NOTE that just because SYSTEST writes back the same data as read does NOT mean that nothing is changed: Some devices like the DMA and video controllers use a 2-step sequence to write word data as separate bytes. Many devices have completely different meanings for the data that is read and written at the same address, such as Status when reading and Command when writing. So DO NOT mess around here if you don't know what you're doing!

The port address you enter will replace the 'LPT 1' header over the output Read and Write times, and will be shown with a 'b.' prefix, as in 'b.0310h'. The prefix indicates a 'byte' data size, which is typical for most I/O ports on a system.

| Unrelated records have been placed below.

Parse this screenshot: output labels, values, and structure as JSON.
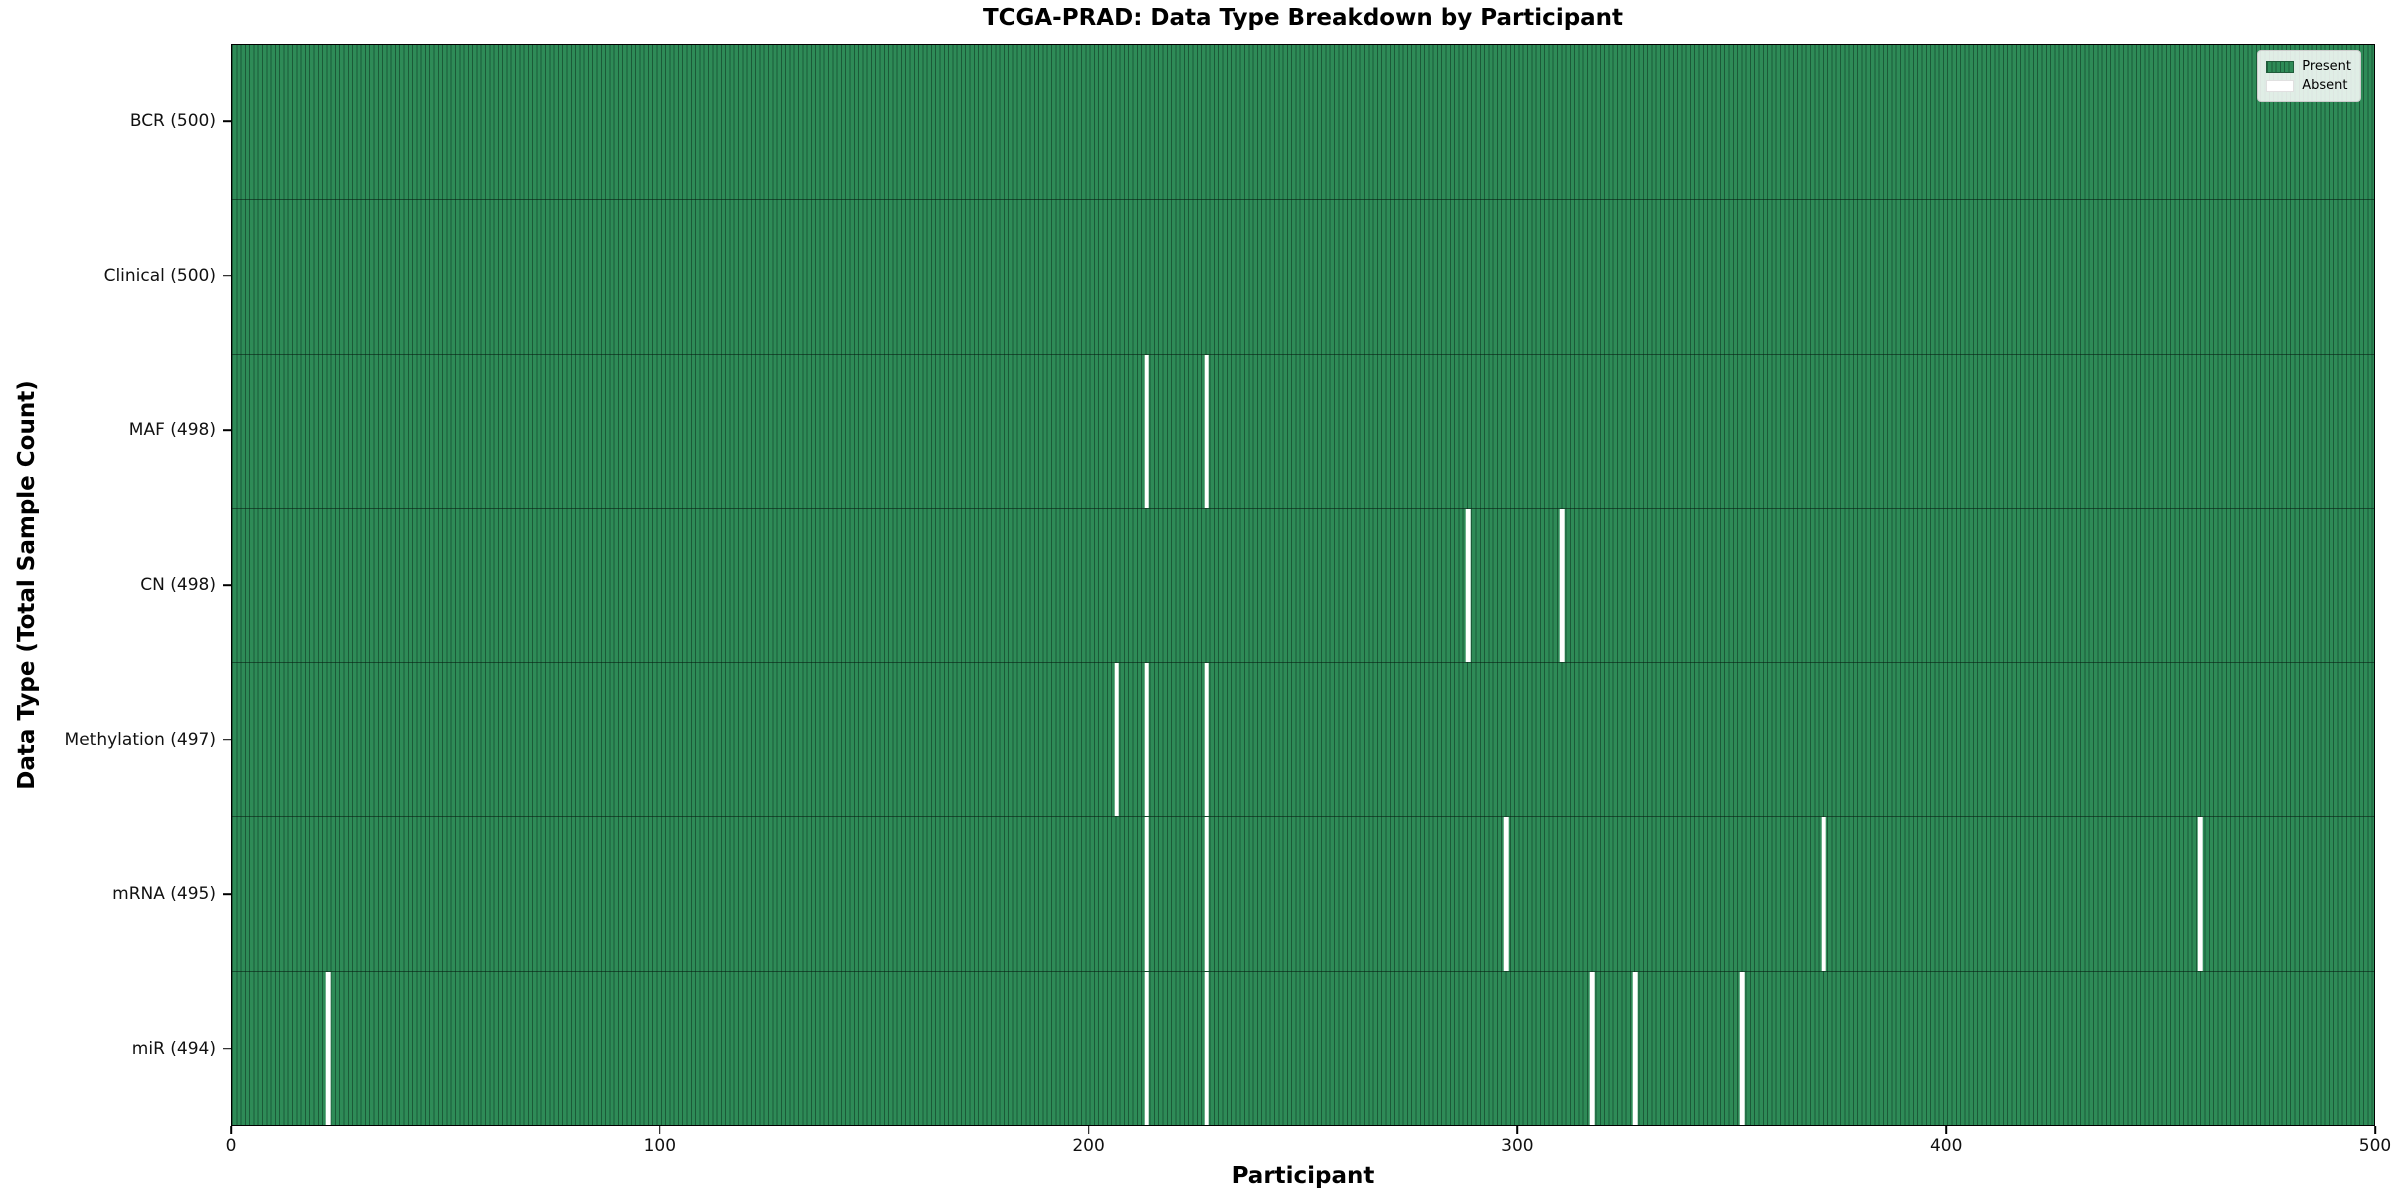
{
  "title": "TCGA-PRAD: Data Type Breakdown by Participant",
  "legend": {
    "present_label": "Present",
    "absent_label": "Absent"
  },
  "colors": {
    "present": "#2e8b57",
    "absent": "#ffffff",
    "bar_edge": "rgba(8,42,26,0.5)",
    "background": "#ffffff",
    "text": "#000000"
  },
  "chart_data": {
    "type": "heatmap",
    "title": "TCGA-PRAD: Data Type Breakdown by Participant",
    "xlabel": "Participant",
    "ylabel": "Data Type (Total Sample Count)",
    "xlim": [
      0,
      500
    ],
    "x_ticks": [
      0,
      100,
      200,
      300,
      400,
      500
    ],
    "grid": false,
    "legend_labels": [
      "Present",
      "Absent"
    ],
    "legend_position": "upper right",
    "cell_states": {
      "present": 1,
      "absent": 0
    },
    "rows": [
      {
        "label": "BCR (500)",
        "data_type": "BCR",
        "total": 500,
        "absent_participants": []
      },
      {
        "label": "Clinical (500)",
        "data_type": "Clinical",
        "total": 500,
        "absent_participants": []
      },
      {
        "label": "MAF (498)",
        "data_type": "MAF",
        "total": 498,
        "absent_participants": [
          213,
          227
        ]
      },
      {
        "label": "CN (498)",
        "data_type": "CN",
        "total": 498,
        "absent_participants": [
          288,
          310
        ]
      },
      {
        "label": "Methylation (497)",
        "data_type": "Methylation",
        "total": 497,
        "absent_participants": [
          206,
          213,
          227
        ]
      },
      {
        "label": "mRNA (495)",
        "data_type": "mRNA",
        "total": 495,
        "absent_participants": [
          213,
          227,
          297,
          371,
          459
        ]
      },
      {
        "label": "miR (494)",
        "data_type": "miR",
        "total": 494,
        "absent_participants": [
          22,
          213,
          227,
          317,
          327,
          352
        ]
      }
    ]
  }
}
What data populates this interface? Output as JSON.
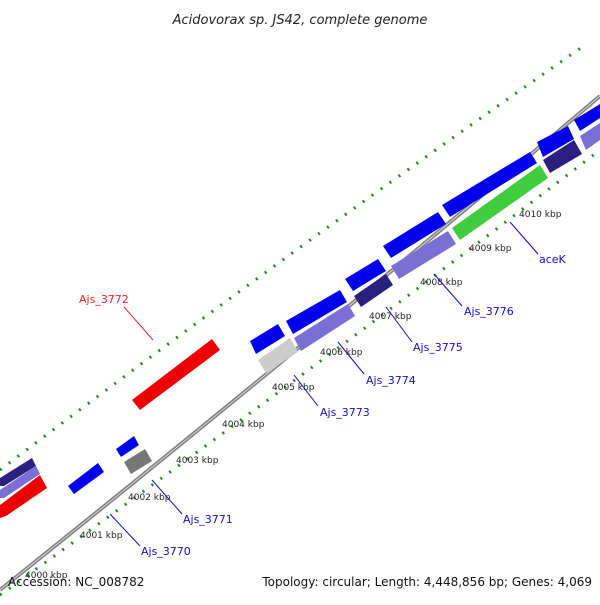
{
  "title": "Acidovorax sp. JS42, complete genome",
  "footer": {
    "accession": "Accession: NC_008782",
    "summary": "Topology: circular; Length: 4,448,856 bp; Genes: 4,069"
  },
  "colors": {
    "background": "#ffffff",
    "backbone": "#7f7f7f",
    "dots": "#1f8a1f",
    "forward_gene": "#0000ee",
    "reverse_gene": "#7b6fd6",
    "rna": "#ee0000",
    "highlight": "#3fcc3f",
    "gray_gene": "#777777",
    "light_gray_gene": "#cccccc",
    "dark_gene": "#2b2080",
    "label_blue": "#1010bb",
    "label_red": "#ee2222"
  },
  "ticks": [
    {
      "label": "4000 kbp"
    },
    {
      "label": "4001 kbp"
    },
    {
      "label": "4002 kbp"
    },
    {
      "label": "4003 kbp"
    },
    {
      "label": "4004 kbp"
    },
    {
      "label": "4005 kbp"
    },
    {
      "label": "4006 kbp"
    },
    {
      "label": "4007 kbp"
    },
    {
      "label": "4008 kbp"
    },
    {
      "label": "4009 kbp"
    },
    {
      "label": "4010 kbp"
    }
  ],
  "gene_labels": [
    {
      "text": "Ajs_3770",
      "color": "#1010bb"
    },
    {
      "text": "Ajs_3771",
      "color": "#1010bb"
    },
    {
      "text": "Ajs_3772",
      "color": "#ee2222"
    },
    {
      "text": "Ajs_3773",
      "color": "#1010bb"
    },
    {
      "text": "Ajs_3774",
      "color": "#1010bb"
    },
    {
      "text": "Ajs_3775",
      "color": "#1010bb"
    },
    {
      "text": "Ajs_3776",
      "color": "#1010bb"
    },
    {
      "text": "aceK",
      "color": "#1010bb"
    }
  ]
}
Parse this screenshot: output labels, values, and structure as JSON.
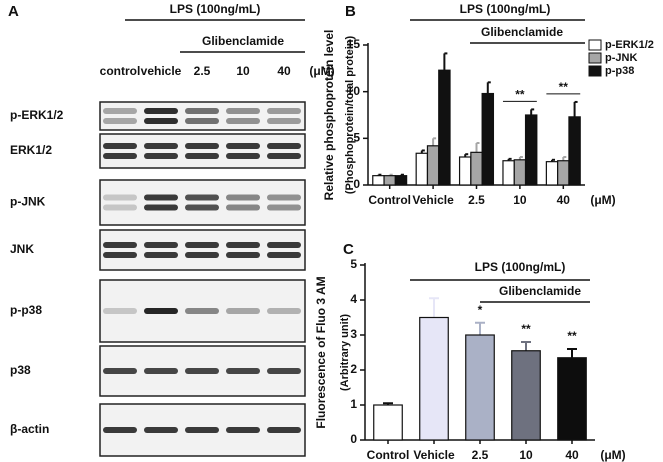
{
  "blot": {
    "label": "A",
    "treatment": "LPS (100ng/mL)",
    "drug": "Glibenclamide",
    "lanes": [
      "control",
      "vehicle",
      "2.5",
      "10",
      "40"
    ],
    "unit": "(μM)",
    "rows": [
      "p-ERK1/2",
      "ERK1/2",
      "p-JNK",
      "JNK",
      "p-p38",
      "p38",
      "β-actin"
    ]
  },
  "chart_data": [
    {
      "type": "bar",
      "label": "B",
      "ylabel": [
        "Relative phosphoprotein level",
        "(Phosphoprotein/total protein)"
      ],
      "categories": [
        "Control",
        "Vehicle",
        "2.5",
        "10",
        "40"
      ],
      "unit": "(μM)",
      "series": [
        {
          "name": "p-ERK1/2",
          "color": "#ffffff",
          "values": [
            1.0,
            3.4,
            3.0,
            2.6,
            2.5
          ],
          "errors": [
            0.1,
            0.3,
            0.3,
            0.2,
            0.2
          ]
        },
        {
          "name": "p-JNK",
          "color": "#a6a6a6",
          "values": [
            1.0,
            4.2,
            3.5,
            2.7,
            2.6
          ],
          "errors": [
            0.1,
            0.8,
            1.0,
            0.3,
            0.4
          ]
        },
        {
          "name": "p-p38",
          "color": "#111111",
          "values": [
            1.0,
            12.3,
            9.8,
            7.5,
            7.3
          ],
          "errors": [
            0.1,
            1.8,
            1.2,
            0.6,
            1.6
          ]
        }
      ],
      "ylim": [
        0,
        15
      ],
      "yticks": [
        0,
        5,
        10,
        15
      ],
      "treatment": "LPS (100ng/mL)",
      "drug": "Glibenclamide",
      "significance": [
        "**",
        "**"
      ]
    },
    {
      "type": "bar",
      "label": "C",
      "ylabel": [
        "Fluorescence of Fluo 3 AM",
        "(Arbitrary unit)"
      ],
      "categories": [
        "Control",
        "Vehicle",
        "2.5",
        "10",
        "40"
      ],
      "unit": "(μM)",
      "series": [
        {
          "colors": [
            "#ffffff",
            "#e6e6f7",
            "#aab1c6",
            "#6e717f",
            "#0d0d0d"
          ],
          "values": [
            1.0,
            3.5,
            3.0,
            2.55,
            2.35
          ],
          "errors": [
            0.05,
            0.55,
            0.35,
            0.25,
            0.25
          ]
        }
      ],
      "ylim": [
        0,
        5
      ],
      "yticks": [
        0,
        1,
        2,
        3,
        4,
        5
      ],
      "treatment": "LPS (100ng/mL)",
      "drug": "Glibenclamide",
      "significance": [
        "*",
        "**",
        "**"
      ]
    }
  ]
}
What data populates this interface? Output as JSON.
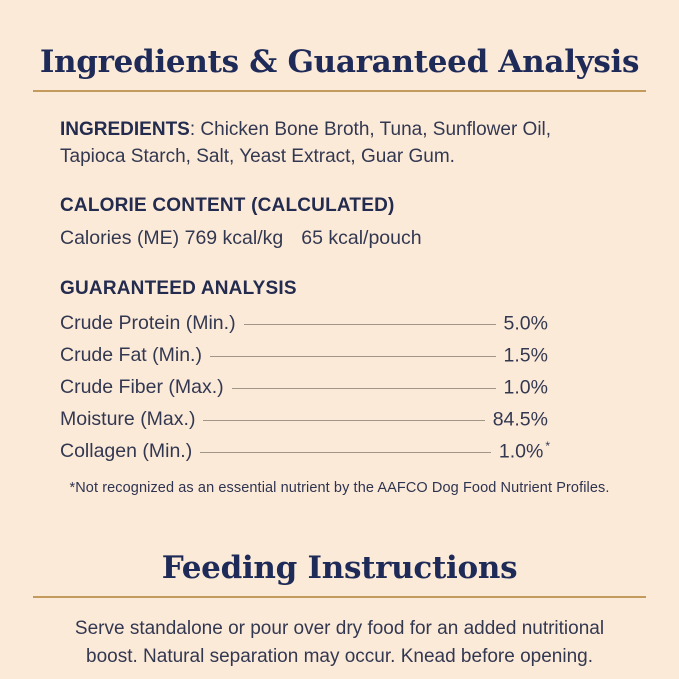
{
  "page": {
    "background_color": "#fcead9",
    "accent_gold": "#c49a5d",
    "title_color": "#1e2a57",
    "body_text_color": "#333851",
    "leader_line_color": "#a09788"
  },
  "section1": {
    "title": "Ingredients & Guaranteed Analysis",
    "ingredients": {
      "label": "INGREDIENTS",
      "line1_rest": ": Chicken Bone Broth, Tuna, Sunflower Oil,",
      "line2": "Tapioca Starch, Salt, Yeast Extract, Guar Gum."
    },
    "calorie": {
      "heading": "CALORIE CONTENT (CALCULATED)",
      "value_per_kg": "Calories (ME) 769 kcal/kg",
      "value_per_pouch": "65 kcal/pouch"
    },
    "analysis": {
      "heading": "GUARANTEED ANALYSIS",
      "rows": [
        {
          "label": "Crude Protein (Min.)",
          "value": "5.0%",
          "marker": ""
        },
        {
          "label": "Crude Fat (Min.)",
          "value": "1.5%",
          "marker": ""
        },
        {
          "label": "Crude Fiber (Max.)",
          "value": "1.0%",
          "marker": ""
        },
        {
          "label": "Moisture (Max.)",
          "value": "84.5%",
          "marker": ""
        },
        {
          "label": "Collagen (Min.)",
          "value": "1.0%",
          "marker": "*"
        }
      ],
      "footnote": "*Not recognized as an essential nutrient by the AAFCO Dog Food Nutrient Profiles."
    }
  },
  "section2": {
    "title": "Feeding Instructions",
    "body_line1": "Serve standalone or pour over dry food for an added nutritional",
    "body_line2": "boost. Natural separation may occur. Knead before opening."
  }
}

By putting a 'w' before the specified address, you can tell SYSTEST to use word reads and writes at that address. This is useful for testing the speed of devices on the 16-bit ISA bus that support word transfers (not all do). Note that your system may add different numbers of wait states for 8-bit and 16-bit devices, so this allows you to see that.

If you use the 'w' with an 8-bit port, the net effect is simply to perform back-to-back operations on the specified address and the one after it. The data read from each port will be written back to the proper port during the write test.

(Note: SYSTEST Version 2.00 still showed the 'b.' prefix in the header when 'w' was specified, even though it did indeed use word reads and writes. The header is properly updated in this Version 2.01.)

Finally, you can use standard DOS redirection to send the output of SYSTEST to a file. This is useful to gather information from different systems for later comparisons. Note that redirection will overwrite any file of the specified name without prompting you, so use caution when selecting a name.